Using the arrangement of the present invention, modules can be easily added, removed, or replaced within an MCC enclosure, and additional monitoring components can be brought on-line with minimal disruption of the entire monitoring system. Also, these modifications can be made without the need for any significant program modification to a central monitoring system.

Thus, it is apparent that there has been provided, in accordance with the present invention, a electrical component monitoring system which fully satisfies the goals, objects, and advantages set forth hereinbefore.

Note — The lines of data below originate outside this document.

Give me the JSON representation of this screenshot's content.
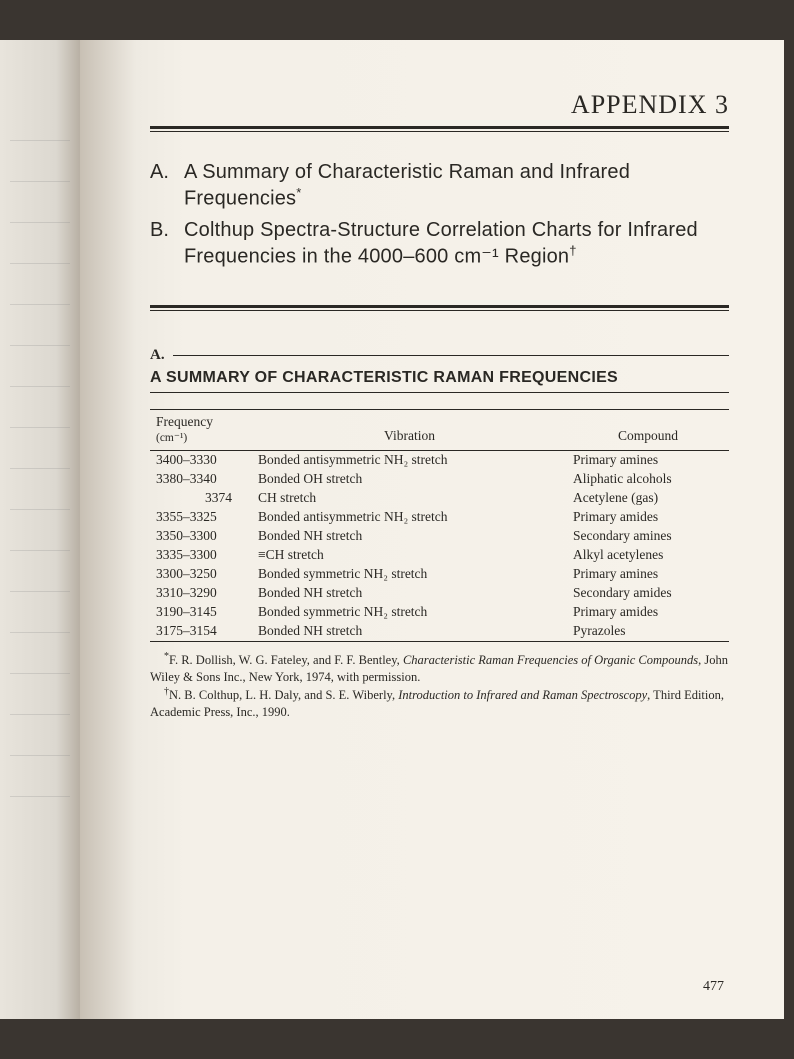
{
  "appendix_label": "APPENDIX 3",
  "toc": [
    {
      "letter": "A.",
      "text": "A Summary of Characteristic Raman and Infrared Frequencies",
      "mark": "*"
    },
    {
      "letter": "B.",
      "text": "Colthup Spectra-Structure Correlation Charts for Infrared Frequencies in the 4000–600 cm⁻¹ Region",
      "mark": "†"
    }
  ],
  "section": {
    "marker": "A.",
    "title": "A SUMMARY OF CHARACTERISTIC RAMAN FREQUENCIES"
  },
  "table": {
    "columns": {
      "freq_label": "Frequency",
      "freq_unit": "(cm⁻¹)",
      "vibration": "Vibration",
      "compound": "Compound"
    },
    "rows": [
      {
        "freq": "3400–3330",
        "vib": "Bonded antisymmetric NH₂ stretch",
        "comp": "Primary amines"
      },
      {
        "freq": "3380–3340",
        "vib": "Bonded OH stretch",
        "comp": "Aliphatic alcohols"
      },
      {
        "freq": "3374",
        "vib": "CH stretch",
        "comp": "Acetylene (gas)",
        "align_right": true
      },
      {
        "freq": "3355–3325",
        "vib": "Bonded antisymmetric NH₂ stretch",
        "comp": "Primary amides"
      },
      {
        "freq": "3350–3300",
        "vib": "Bonded NH stretch",
        "comp": "Secondary amines"
      },
      {
        "freq": "3335–3300",
        "vib": "≡CH stretch",
        "comp": "Alkyl acetylenes"
      },
      {
        "freq": "3300–3250",
        "vib": "Bonded symmetric NH₂ stretch",
        "comp": "Primary amines"
      },
      {
        "freq": "3310–3290",
        "vib": "Bonded NH stretch",
        "comp": "Secondary amides"
      },
      {
        "freq": "3190–3145",
        "vib": "Bonded symmetric NH₂ stretch",
        "comp": "Primary amides"
      },
      {
        "freq": "3175–3154",
        "vib": "Bonded NH stretch",
        "comp": "Pyrazoles"
      }
    ]
  },
  "footnotes": {
    "a_mark": "*",
    "a_text_1": "F. R. Dollish, W. G. Fateley, and F. F. Bentley, ",
    "a_title": "Characteristic Raman Frequencies of Organic Compounds",
    "a_text_2": ", John Wiley & Sons Inc., New York, 1974, with permission.",
    "b_mark": "†",
    "b_text_1": "N. B. Colthup, L. H. Daly, and S. E. Wiberly, ",
    "b_title": "Introduction to Infrared and Raman Spectroscopy",
    "b_text_2": ", Third Edition, Academic Press, Inc., 1990."
  },
  "page_number": "477"
}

Therefore, having described specific embodiments of the present invention, it will be understood that alternatives, modifications and variations thereof may be suggested to those skilled in the art, and that it is intended that the present specification embrace all such alternatives, modifications and variations as fall within the scope of the appended claims.

Additionally, for clarity and unless otherwise stated, the word “comprise” and variations of the word such as “comprising” and “comprises”, when used in the description and claims of the present specification, is not intended to exclude other additives, components, integers or steps.

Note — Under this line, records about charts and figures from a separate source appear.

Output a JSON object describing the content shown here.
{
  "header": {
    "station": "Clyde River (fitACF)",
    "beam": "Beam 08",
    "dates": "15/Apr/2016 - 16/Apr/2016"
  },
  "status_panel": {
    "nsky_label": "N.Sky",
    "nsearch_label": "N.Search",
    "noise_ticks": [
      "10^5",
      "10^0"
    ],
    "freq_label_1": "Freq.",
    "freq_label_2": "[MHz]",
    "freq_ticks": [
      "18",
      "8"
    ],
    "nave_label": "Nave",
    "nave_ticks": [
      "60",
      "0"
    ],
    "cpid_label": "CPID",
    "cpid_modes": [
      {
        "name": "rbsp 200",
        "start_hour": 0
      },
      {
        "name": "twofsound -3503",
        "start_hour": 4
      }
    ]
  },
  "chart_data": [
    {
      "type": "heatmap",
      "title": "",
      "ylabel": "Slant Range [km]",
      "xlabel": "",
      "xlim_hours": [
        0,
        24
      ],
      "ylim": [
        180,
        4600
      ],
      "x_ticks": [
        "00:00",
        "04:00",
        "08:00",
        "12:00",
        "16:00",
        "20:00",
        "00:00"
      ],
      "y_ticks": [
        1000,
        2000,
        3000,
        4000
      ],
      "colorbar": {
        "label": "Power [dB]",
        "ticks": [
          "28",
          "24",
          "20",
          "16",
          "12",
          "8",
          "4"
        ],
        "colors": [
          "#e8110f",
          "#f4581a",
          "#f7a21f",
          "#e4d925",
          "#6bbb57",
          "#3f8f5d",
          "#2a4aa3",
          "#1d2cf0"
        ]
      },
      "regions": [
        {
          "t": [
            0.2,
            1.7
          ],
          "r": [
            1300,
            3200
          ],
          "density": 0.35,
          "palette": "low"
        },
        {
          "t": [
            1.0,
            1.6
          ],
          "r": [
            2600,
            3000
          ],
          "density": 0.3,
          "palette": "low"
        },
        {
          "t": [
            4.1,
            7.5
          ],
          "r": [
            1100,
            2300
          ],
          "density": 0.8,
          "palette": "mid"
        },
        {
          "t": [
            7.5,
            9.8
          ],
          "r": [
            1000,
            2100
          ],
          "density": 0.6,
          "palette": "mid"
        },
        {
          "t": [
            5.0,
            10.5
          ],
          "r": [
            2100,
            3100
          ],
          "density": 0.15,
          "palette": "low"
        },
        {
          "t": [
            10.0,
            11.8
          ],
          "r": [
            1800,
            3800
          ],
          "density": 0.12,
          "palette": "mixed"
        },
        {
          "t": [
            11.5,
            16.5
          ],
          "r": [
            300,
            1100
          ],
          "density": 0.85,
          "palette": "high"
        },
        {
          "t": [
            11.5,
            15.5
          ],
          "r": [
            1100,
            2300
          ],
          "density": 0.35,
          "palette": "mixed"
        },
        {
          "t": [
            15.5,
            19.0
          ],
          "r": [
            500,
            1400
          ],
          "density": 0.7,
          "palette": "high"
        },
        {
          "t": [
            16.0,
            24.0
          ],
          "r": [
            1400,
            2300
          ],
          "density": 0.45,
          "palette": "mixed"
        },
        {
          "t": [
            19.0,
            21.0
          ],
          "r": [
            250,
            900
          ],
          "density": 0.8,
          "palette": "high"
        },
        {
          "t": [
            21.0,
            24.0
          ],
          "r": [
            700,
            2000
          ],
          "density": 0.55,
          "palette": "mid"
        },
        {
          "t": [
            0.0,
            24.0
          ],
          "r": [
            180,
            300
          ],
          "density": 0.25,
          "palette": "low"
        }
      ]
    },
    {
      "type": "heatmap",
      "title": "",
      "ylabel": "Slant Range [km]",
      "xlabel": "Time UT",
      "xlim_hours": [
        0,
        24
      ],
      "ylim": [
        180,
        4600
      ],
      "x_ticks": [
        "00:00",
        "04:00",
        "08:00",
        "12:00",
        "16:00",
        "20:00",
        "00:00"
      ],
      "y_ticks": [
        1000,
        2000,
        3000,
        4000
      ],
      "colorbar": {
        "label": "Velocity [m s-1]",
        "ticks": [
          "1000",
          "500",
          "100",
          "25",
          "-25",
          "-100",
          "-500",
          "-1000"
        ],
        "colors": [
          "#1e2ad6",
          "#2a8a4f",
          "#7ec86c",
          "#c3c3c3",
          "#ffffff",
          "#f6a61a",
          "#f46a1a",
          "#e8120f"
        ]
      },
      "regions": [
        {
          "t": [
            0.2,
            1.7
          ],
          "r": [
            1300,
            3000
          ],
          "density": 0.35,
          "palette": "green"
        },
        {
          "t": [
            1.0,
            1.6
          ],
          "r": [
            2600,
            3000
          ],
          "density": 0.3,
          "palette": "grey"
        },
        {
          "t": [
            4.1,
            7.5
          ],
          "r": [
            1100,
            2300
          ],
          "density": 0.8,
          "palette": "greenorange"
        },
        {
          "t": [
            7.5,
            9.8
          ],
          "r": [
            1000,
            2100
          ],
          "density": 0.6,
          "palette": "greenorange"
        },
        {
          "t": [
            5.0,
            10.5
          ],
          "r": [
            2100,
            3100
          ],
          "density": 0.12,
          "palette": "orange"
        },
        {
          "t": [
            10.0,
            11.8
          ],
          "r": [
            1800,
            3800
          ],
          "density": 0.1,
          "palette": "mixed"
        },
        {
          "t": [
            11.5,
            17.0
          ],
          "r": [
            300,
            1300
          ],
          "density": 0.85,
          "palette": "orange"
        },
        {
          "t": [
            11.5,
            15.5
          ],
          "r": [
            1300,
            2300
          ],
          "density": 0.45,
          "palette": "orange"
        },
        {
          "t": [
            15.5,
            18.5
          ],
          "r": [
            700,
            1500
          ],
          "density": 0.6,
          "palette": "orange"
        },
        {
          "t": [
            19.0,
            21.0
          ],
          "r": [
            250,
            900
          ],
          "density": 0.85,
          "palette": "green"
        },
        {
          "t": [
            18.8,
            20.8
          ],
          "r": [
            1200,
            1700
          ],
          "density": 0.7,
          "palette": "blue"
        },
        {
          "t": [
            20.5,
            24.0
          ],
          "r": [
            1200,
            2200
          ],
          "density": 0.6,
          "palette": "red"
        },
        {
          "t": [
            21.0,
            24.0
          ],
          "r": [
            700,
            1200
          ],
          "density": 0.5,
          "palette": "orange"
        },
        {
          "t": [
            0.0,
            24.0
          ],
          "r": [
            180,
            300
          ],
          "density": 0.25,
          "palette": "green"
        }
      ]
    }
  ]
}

Moreover, the words “substantially” or “essentially”, when used with an adjective or adverb is intended to enhance the scope of the particular characteristic; e.g., substantially planar is intended to mean planar, nearly planar and/or exhibiting characteristics associated with a planar element.

Further, use of the terms “he”, “him”, or “his”, is not intended to be specifically directed to persons of the masculine gender, and could easily be read as “she”, “her”, or “hers”, respectively.

Also, while this discussion has addressed prior art known to the inventor, it is not an admission that all art discussed is citable against the present application.

Claims

1. A controller assembly comprising at least one controller for controlling a device, at least one monitoring component associated with either or both of said controller or said device, in order to collect data related to an operational parameters of said device, and a local analyst system for analysing the data collected relating to said operational parameter in order to evaluate the performance of said device.

2. A controller assembly as claimed in claim 1 wherein said analyst system comprises a database of information related to acceptable operational parameter limits for said device, a system for comparing said data to said operational parameter limits, and an alert system for establishing an alarm when an operational parameter limit is exceeded.

3. A controller assembly as claimed in claim 1 wherein said analyst system additionally or alternatively comprises a database of historical data related to an operational parameter of said device, a database of acceptable operational limits, means for analysis of said historical data to determine or predict a future parameter value, and an alert system for establishing an alarm when it is predicted that an operational parameter limit will be exceeded.

4. A controller assembly as claimed in claim 3 wherein said parameter limit is predicted to be exceeded within a pre-established time period.

5. A controller assembly as claimed in claim 1 wherein said controller assembly is a motor control center (MCC).

6. A controller assembly as claimed in claim 1 wherein said device is an electrical power component.

7. A controller assembly as claimed in claim 6 wherein said electrical power component is selected from the group of motors, motor starters, motor drives, and programmable relays.

8. A controller assembly as claimed in claim 1 comprising up to 70 controller components.

9. A controller assembly as claimed in claim 8 comprising between 3 and 20 controller components.

10. A controller assembly as claimed in claim 1 wherein each controller component and/or each device, is monitored by a monitoring device.